I wonder, if the Prime Minister had his way, whether he would still have Atlantic Canadians locked in their homes, for their own safety of course. Perhaps he might consider chipping in with the Atlantic Canadians on their share of his carbon tax to help offset the cost of keeping these home detention centres warm this coming season, just in case he needs them one more time. It is frustrating for me to stand in this House, time and time again, and explain the realities of rural life to the government.
I understand that, as members of the House, we all represent different constituencies and geographies, none being more important than the other, but there is a reality to Canadian life. Our country is large and vast, and a great many Canadians live in rural settings. They understand what choices work for them and their families, and they do not need the Liberal government taxing them in a punishing sequence for choosing the only available option that is safe and can be relied upon. Canadians are better to choose for themselves.
The Liberal government has made enough decisions for people who did not want them to begin with. The government has mismanaged the economy in such a way that the price of heating oil has already more than doubled on its watch. Other necessities, like food and certainly the cost of building or maintaining homes with repairs, has at least doubled. The punishment of Liberal inflation never ends for Canadians, but their pain is the government's gain. For every item or service in our economy that is subject to the federal portion of the HST and has doubled in price, the government is now collecting double the tax on these items than it would have only a year or two ago.

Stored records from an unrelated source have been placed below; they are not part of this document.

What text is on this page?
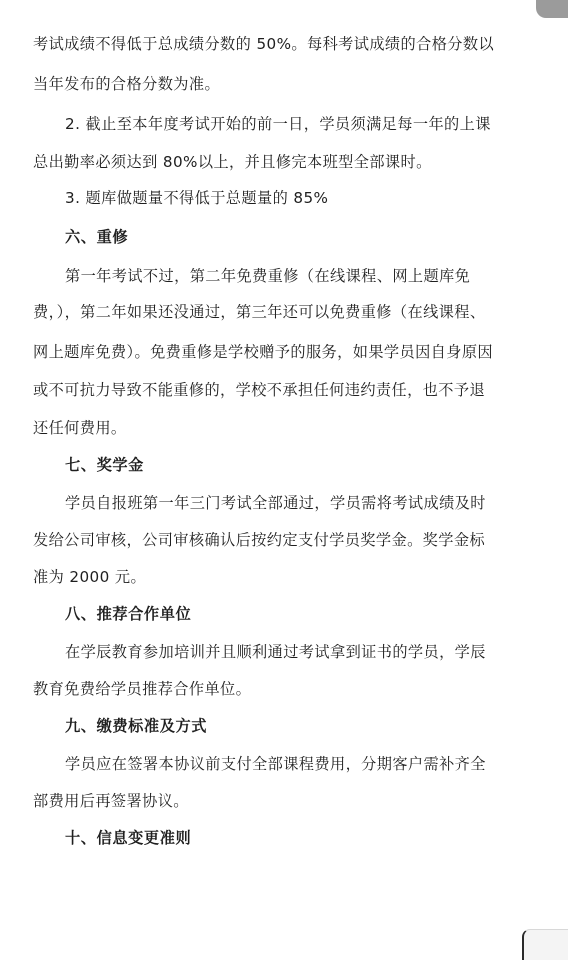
考试成绩不得低于总成绩分数的 50%。每科考试成绩的合格分数以
当年发布的合格分数为准。
2. 截止至本年度考试开始的前一日，学员须满足每一年的上课
总出勤率必须达到 80%以上，并且修完本班型全部课时。
3. 题库做题量不得低于总题量的 85%
六、重修
第一年考试不过，第二年免费重修（在线课程、网上题库免
费，），第二年如果还没通过，第三年还可以免费重修（在线课程、
网上题库免费）。免费重修是学校赠予的服务，如果学员因自身原因
或不可抗力导致不能重修的，学校不承担任何违约责任，也不予退
还任何费用。
七、奖学金
学员自报班第一年三门考试全部通过，学员需将考试成绩及时
发给公司审核，公司审核确认后按约定支付学员奖学金。奖学金标
准为 2000 元。
八、推荐合作单位
在学辰教育参加培训并且顺利通过考试拿到证书的学员，学辰
教育免费给学员推荐合作单位。
九、缴费标准及方式
学员应在签署本协议前支付全部课程费用，分期客户需补齐全
部费用后再签署协议。
十、信息变更准则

To be fair, to any normal responsible government, this additional tax revenue would be a windfall and help to allow a budget to balance itself, as the Prime Minister likes to say, but I understand the government has a severe spending problem. Even this doubling in revenue is not nearly enough for them. They have, in fact, caused inflation. Much of these high percentages we have are caused by the government's inability to have monetary policy and manage the books of this country.
I revert to the fact that the Premier of Newfoundland and Labrador, a Liberal friend of the government, has publicly called on the Prime Minister to exempt home heating oil from the Liberal carbon tax. This is not Ottawa Liberals whispering to themselves that it is time for the Prime Minister to move on. I can understand why the Prime Minister, with no serious job prospects of his own on the horizon, would ignore these Liberals, but a sitting and popular Liberal premier in Atlantic Canada, in Newfoundland and Labrador, speaking about it aloud in the news is a whole different story.
I implore the Prime Minister, even if he does not listen to the Ottawa Liberals urging him to walk the plank, to at least listen to this one Liberal who has the courage of his convictions to try to explain these bread and butter issues to the federal government, which is so very out of touch. Premier Andrew Furey from Newfoundland and Labrador has made the decision to have the courage of his convictions, and we applaud him for that.
I proudly support this motion to remove the Liberal carbon tax on home heating fuels. This is what my constituents have told me to do, and now I have relayed their concerns to the House. The tax grab by the Liberal government will increase heating costs by over 20% for working Canadians, and as the Premier of Newfoundland and Labrador has rightly said, it will create “undue economic burdens” on Canadians who do not have the resources to cope with this burden.